Post-Quantum Cryptography
The response from the cryptographic community has been systematic. In 2016, NIST (the US National Institute of Standards and Technology) launched a competition to standardise post-quantum cryptographic algorithms. In August 2024, after eight years of analysis, NIST published the first three finalised standards.
The leading approach — and the one NIST standardised first — is lattice-based cryptography. The security of lattice schemes rests on the hardness of finding short vectors in high-dimensional mathematical lattices. No quantum algorithm is known to solve this efficiently.
CRYSTALS-Kyber (now FIPS 203) handles key encapsulation — establishing shared secrets. CRYSTALS-Dilithium (now FIPS 204) handles digital signatures. Both are lattice-based and are already being deployed in major software: Google Chrome added support in 2023, Cloudflare began offering post-quantum TLS the same year.
Hash-based signatures (SPHINCS+, now FIPS 205) offer a more conservative alternative: their security rests only on the collision-resistance of cryptographic hash functions, which quantum computers can weaken but not break entirely.
Code-based cryptography — descending from Robert McEliece's 1978 scheme — has resisted cryptanalysis for 46 years and survived the NIST competition, though its large key sizes limit practical deployment.
Quantum Key Distribution: A Different Approach
Post-quantum cryptography solves the problem computationally — designing algorithms hard for quantum computers to attack. Quantum Key Distribution (QKD) takes a different route: using quantum mechanics itself as the security primitive.
In the BB84 protocol, Alice sends Bob a stream of photons polarised in randomly chosen bases. Bob measures them in randomly chosen bases. After transmission, they compare bases over a classical channel and keep only the measurements where they chose the same basis — this becomes the shared secret key.
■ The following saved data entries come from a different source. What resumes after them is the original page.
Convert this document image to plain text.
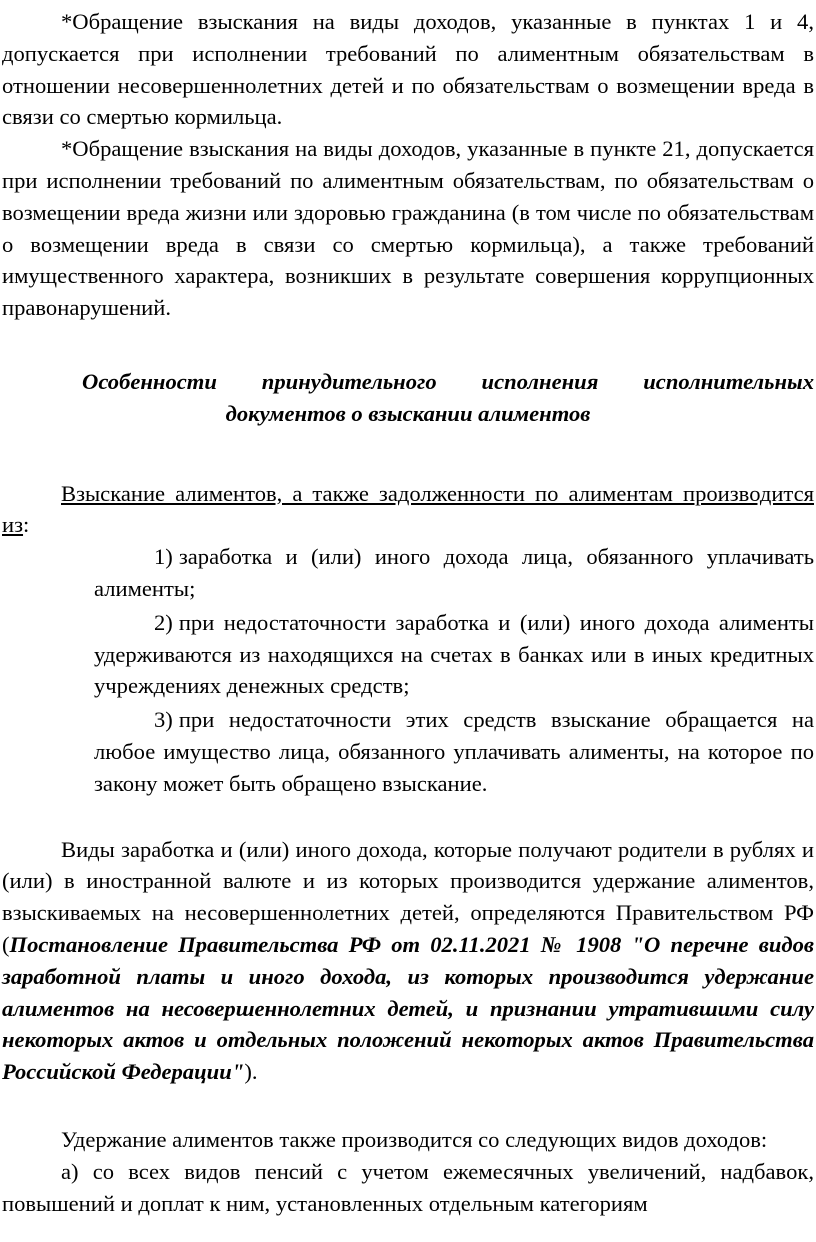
*Обращение взыскания на виды доходов, указанные в пунктах 1 и 4, допускается при исполнении требований по алиментным обязательствам в отношении несовершеннолетних детей и по обязательствам о возмещении вреда в связи со смертью кормильца.

*Обращение взыскания на виды доходов, указанные в пункте 21, допускается при исполнении требований по алиментным обязательствам, по обязательствам о возмещении вреда жизни или здоровью гражданина (в том числе по обязательствам о возмещении вреда в связи со смертью кормильца), а также требований имущественного характера, возникших в результате совершения коррупционных правонарушений.

Особенности принудительного исполнения исполнительных
документов о взыскании алиментов

Взыскание алиментов, а также задолженности по алиментам производится из:

1) заработка и (или) иного дохода лица, обязанного уплачивать алименты;

2) при недостаточности заработка и (или) иного дохода алименты удерживаются из находящихся на счетах в банках или в иных кредитных учреждениях денежных средств;

3) при недостаточности этих средств взыскание обращается на любое имущество лица, обязанного уплачивать алименты, на которое по закону может быть обращено взыскание.

Виды заработка и (или) иного дохода, которые получают родители в рублях и (или) в иностранной валюте и из которых производится удержание алиментов, взыскиваемых на несовершеннолетних детей, определяются Правительством РФ (Постановление Правительства РФ от 02.11.2021 № 1908 "О перечне видов заработной платы и иного дохода, из которых производится удержание алиментов на несовершеннолетних детей, и признании утратившими силу некоторых актов и отдельных положений некоторых актов Правительства Российской Федерации").

Удержание алиментов также производится со следующих видов доходов:

а) со всех видов пенсий с учетом ежемесячных увеличений, надбавок, повышений и доплат к ним, установленных отдельным категориям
Any eavesdropper who intercepts and measures the photons must choose a basis for measurement. When they choose wrong, they disturb the photon's state in a detectable way. Alice and Bob can detect the eavesdropping by sacrificing a subset of their key and checking the error rate.
A method of distributing cryptographic keys using quantum mechanical principles. Security is guaranteed by physics — specifically, the no-cloning theorem and the disturbance caused by measurement — rather than by computational hardness assumptions.
QKD's limitation is practical: it requires a dedicated optical channel (typically fibre or free-space), currently has distance limits of a few hundred kilometres without quantum repeaters, and is expensive to deploy. It complements rather than replaces post-quantum cryptography.
The Migration Ahead
Moving the internet's cryptographic infrastructure is one of the largest coordinated engineering efforts in history. Billions of devices, millions of servers, and decades of embedded systems all need updated cryptographic libraries.
The good news: the hard work of standardisation is done. CRYSTALS-Kyber and CRYSTALS-Dilithium are finalised. Major cloud providers, browser vendors, and operating system developers have begun or completed integration. The HTTPS ecosystem — which replaced HTTP across most of the web in under a decade — provides a precedent for how fast cryptographic transitions can move when there is clear community alignment.
The bad news: critical infrastructure moves slower. Industrial control systems, embedded devices, and legacy financial systems may take decades to migrate, and many cannot be updated at all.
The quantum computer that breaks RSA does not yet exist. But the decisions made in the next few years — about which algorithms to deploy, which systems to prioritise, which data to protect — will determine how exposed the digital world is when that machine eventually arrives.
The time to upgrade a lock is before the key is found.